Why These 5 Top Dividend Stocks All Share A ‘Strong Buy’ Rating


Dividend stocks are a savvy way to ride out the choppy markets right now. According to Bank of America, dividends can be a sign of corporate financial health. It says: “Dividends may help to mitigate portfolio losses when stock prices decline, and over long-time horizons, stocks with a history of increasing their dividend each year have also produced higher returns with considerably less risk than non-dividend-paying stocks.”

Indeed, all these five dividend stocks all share a ‘Strong Buy’ rating from the Street. We found these compelling dividend stocks using TipRanks’ powerful stock screener. By filtering for dividend stocks with mainly buy ratings from the last three months, we pinpointed a list of top dividend stock ideas. So without further ado, let’s dive in and take a closer look at what the Street’s top analysts are saying about these five stocks right now:

1. Broadcom 

Semiconductor giant Broadcom Limited (Nasdaq:AVGO) has just paid a dividend of $1.75, up from $1.02 in September. Indeed, with a dividend yield of 2.8%, AVGO has an impressive dividend growth record of eight years and counting.

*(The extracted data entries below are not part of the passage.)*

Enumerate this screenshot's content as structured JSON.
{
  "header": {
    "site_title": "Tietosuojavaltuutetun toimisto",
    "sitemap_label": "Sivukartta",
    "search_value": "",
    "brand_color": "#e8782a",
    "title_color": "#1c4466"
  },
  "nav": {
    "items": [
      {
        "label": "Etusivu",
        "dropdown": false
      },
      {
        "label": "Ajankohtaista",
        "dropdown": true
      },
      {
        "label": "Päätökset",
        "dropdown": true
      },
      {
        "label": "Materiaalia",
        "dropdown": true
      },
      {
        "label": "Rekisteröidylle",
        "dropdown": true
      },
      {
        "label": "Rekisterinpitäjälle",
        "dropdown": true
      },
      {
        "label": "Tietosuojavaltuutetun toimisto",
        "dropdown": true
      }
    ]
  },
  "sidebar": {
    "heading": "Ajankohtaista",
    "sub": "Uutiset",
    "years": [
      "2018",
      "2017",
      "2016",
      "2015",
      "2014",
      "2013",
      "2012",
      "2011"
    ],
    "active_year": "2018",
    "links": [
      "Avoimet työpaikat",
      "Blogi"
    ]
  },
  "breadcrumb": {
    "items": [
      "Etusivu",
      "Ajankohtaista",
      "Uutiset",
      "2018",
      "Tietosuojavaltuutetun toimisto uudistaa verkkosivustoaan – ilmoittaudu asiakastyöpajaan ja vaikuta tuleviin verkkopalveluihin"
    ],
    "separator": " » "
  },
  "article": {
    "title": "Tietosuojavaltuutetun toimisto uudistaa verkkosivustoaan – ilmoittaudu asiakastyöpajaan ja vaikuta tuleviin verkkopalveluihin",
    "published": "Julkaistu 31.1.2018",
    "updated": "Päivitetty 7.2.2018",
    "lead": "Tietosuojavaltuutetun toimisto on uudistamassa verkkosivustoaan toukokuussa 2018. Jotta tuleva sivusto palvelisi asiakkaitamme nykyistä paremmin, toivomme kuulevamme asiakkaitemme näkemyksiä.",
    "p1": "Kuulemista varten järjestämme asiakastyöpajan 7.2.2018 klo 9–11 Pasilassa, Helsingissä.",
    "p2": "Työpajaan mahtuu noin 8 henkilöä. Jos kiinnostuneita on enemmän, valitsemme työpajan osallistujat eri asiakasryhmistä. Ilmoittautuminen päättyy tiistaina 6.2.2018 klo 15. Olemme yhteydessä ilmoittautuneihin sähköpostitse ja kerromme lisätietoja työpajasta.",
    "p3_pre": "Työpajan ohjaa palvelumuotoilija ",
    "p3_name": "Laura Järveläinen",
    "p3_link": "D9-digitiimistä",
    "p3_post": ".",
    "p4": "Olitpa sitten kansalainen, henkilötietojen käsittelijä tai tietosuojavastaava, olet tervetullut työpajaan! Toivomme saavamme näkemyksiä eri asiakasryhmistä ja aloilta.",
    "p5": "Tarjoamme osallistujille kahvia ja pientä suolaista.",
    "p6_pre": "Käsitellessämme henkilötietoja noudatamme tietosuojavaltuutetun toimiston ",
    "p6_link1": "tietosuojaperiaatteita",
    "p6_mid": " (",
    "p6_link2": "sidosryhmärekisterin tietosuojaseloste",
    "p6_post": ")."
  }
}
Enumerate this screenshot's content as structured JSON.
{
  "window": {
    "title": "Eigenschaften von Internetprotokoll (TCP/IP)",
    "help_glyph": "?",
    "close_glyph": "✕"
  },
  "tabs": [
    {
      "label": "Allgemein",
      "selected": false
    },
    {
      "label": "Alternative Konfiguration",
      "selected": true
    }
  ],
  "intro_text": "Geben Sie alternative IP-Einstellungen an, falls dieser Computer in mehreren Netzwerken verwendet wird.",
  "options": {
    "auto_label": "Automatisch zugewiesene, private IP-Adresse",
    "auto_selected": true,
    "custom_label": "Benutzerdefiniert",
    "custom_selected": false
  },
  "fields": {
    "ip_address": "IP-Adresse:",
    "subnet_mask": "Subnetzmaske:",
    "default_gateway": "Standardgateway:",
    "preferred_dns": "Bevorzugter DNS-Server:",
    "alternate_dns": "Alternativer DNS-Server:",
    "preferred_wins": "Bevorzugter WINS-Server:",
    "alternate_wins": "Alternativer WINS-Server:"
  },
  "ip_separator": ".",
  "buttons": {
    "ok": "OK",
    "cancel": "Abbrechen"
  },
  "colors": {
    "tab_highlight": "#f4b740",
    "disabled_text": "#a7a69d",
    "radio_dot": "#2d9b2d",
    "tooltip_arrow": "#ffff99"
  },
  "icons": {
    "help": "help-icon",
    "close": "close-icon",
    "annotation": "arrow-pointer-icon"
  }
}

From a Street perspective, AVGO is one of the best investments out there. The stock has received 23 buy ratings and just 1 hold rating in the last three months. These analysts see AVGO spiking 30% to hit $322 in the next year. Top Oppenheimer analyst Rick Schafer says “We believe AVGO has one of the most strategically and financially attractive business models in semiconductors.”

In his most recent report (“Quality without Qualcomm”) he gives four key reasons for AVGO’s positive outlook, namely: 1) sustained competitive advantage in high-end filters; 2) a highly diversified, differentiated and “sticky” non-mobile business offering; 3) a manufacturing advantage; 4) substantial EPS and free cash flow accretion from the recently completed Brocade acquisition.